Private White VC autumn/winter 2017 collection presentation for LFWM
Private White VC introduced their autumn/winter collection for 2017 on the opening day of London Fashion Week Men’s.
The collection was brimming with the British wartime heritage synonymous with the brand. Paying homage to the World War I hero from whom their derive their name, Private Jack White, a military influence seeps through the cuts and fabric choices, as well as nods toward a love for motorcycling and car racing.
Whilst the ground floor of the luxurious Mayfair outlet offered smart knits, overcoats, and exquisitely displayed bike helmets, it was in the lower level that designer Nick Ashley’s (Private White VC’s creative director) imagination was vividly unleashed.

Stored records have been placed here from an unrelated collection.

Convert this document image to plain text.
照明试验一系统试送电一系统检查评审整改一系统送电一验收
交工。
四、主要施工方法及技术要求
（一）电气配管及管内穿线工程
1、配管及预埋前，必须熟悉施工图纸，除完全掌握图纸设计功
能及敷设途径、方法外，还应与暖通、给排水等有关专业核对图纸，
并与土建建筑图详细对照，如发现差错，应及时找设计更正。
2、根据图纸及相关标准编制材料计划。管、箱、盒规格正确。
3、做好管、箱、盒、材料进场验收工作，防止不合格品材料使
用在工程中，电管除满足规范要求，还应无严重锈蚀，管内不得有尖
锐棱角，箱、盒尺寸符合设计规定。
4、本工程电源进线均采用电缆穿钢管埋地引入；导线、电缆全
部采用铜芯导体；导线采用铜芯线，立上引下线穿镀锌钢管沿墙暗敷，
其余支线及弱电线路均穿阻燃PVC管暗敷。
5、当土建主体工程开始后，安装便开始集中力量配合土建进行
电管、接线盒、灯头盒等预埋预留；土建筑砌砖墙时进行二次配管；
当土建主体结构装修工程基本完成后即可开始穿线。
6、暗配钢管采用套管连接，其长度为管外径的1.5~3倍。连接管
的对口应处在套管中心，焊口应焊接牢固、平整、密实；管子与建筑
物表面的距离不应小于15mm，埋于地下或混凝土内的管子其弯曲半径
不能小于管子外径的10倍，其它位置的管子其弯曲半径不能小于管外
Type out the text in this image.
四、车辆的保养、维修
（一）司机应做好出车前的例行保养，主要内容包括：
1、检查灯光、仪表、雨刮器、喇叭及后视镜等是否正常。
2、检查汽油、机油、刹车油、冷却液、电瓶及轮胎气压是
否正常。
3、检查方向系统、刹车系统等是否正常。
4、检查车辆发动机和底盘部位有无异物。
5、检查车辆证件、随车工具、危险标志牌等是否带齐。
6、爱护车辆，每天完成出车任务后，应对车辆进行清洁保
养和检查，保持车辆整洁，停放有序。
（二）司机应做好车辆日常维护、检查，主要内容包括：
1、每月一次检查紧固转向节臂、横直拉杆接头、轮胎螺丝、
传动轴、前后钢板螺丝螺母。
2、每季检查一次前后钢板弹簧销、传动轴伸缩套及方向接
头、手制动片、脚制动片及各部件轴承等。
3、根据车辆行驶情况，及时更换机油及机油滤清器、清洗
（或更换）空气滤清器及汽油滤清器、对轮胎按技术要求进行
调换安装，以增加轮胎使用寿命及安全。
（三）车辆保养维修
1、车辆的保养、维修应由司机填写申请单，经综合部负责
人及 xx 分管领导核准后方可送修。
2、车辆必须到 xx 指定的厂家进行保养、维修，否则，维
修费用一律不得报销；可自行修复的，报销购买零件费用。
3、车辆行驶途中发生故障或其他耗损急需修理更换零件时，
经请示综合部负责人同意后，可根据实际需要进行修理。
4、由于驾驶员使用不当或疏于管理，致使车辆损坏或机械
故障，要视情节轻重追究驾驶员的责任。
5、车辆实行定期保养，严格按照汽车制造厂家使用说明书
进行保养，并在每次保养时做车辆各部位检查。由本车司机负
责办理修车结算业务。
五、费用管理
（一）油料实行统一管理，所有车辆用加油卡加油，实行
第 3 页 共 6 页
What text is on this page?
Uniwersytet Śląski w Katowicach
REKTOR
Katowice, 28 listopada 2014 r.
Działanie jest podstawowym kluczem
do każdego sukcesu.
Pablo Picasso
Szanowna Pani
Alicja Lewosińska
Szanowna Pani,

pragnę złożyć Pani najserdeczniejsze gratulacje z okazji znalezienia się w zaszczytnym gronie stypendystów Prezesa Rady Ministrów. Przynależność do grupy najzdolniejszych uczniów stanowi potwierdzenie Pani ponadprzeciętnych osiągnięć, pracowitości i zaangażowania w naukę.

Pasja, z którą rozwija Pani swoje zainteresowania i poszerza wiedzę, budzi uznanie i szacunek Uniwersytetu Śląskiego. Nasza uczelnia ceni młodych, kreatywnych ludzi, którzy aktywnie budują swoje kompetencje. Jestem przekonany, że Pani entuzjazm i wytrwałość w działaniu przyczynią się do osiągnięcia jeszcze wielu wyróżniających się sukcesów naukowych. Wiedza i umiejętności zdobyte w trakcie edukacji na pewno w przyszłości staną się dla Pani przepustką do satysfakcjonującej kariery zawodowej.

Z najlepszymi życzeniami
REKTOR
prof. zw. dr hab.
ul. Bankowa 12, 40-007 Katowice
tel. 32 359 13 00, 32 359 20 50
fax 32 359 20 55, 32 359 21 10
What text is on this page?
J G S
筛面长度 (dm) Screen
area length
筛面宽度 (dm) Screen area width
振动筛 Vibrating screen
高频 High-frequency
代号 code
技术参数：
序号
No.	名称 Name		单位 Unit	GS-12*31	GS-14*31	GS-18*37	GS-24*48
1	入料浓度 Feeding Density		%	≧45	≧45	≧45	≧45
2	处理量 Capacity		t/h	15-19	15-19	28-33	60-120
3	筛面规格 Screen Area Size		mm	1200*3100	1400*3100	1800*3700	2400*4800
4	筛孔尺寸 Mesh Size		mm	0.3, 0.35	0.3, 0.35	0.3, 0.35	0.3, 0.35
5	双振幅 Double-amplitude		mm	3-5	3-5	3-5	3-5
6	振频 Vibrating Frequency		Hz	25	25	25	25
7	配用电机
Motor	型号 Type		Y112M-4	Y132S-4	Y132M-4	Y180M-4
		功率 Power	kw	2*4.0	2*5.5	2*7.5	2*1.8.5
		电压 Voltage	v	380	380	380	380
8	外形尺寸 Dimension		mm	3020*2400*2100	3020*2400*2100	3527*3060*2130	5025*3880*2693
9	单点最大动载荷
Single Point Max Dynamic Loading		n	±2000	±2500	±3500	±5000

Assorted mannequins showcased alpine-inspired garb in military greens and tweed, adorned with climbing rope and carabiners.
In particular, the first ensemble to greet viewers encapsulated the layered, robust fabrics and natural pallette which characterise the brand’s style. Kitted out with a fur-trim coat and a stunning camel rucksack, the static model illustrated how Ashley has taken inspiration from historical classics and refashioned them according to the practical and stylistic needs of the modern day man. The rest of the display showcased further examples of layered autumnal-hued knits, woollen coats, button-down cardigans and crisp shirts plus tailored trousers, chocolate leather loafers and tan-buckled boots.
Son of the one and only interior designer Laura Ashley, Nick boasts a lifetime of immersion in creativity and his own dedication to the highest quality fabrics, trims and materials – sourced locally from mills in the surrounding area of the longstanding Mancunian factory – and to products crafted on firmly on home turf, is consistently visible through the collection.
The man himself was there to rub shoulders with a star-studded crowd, rounding off the first day of the glamorous fashion event in (beautifully handmade in England) style. A true tribute to British history, design and craftsmanship.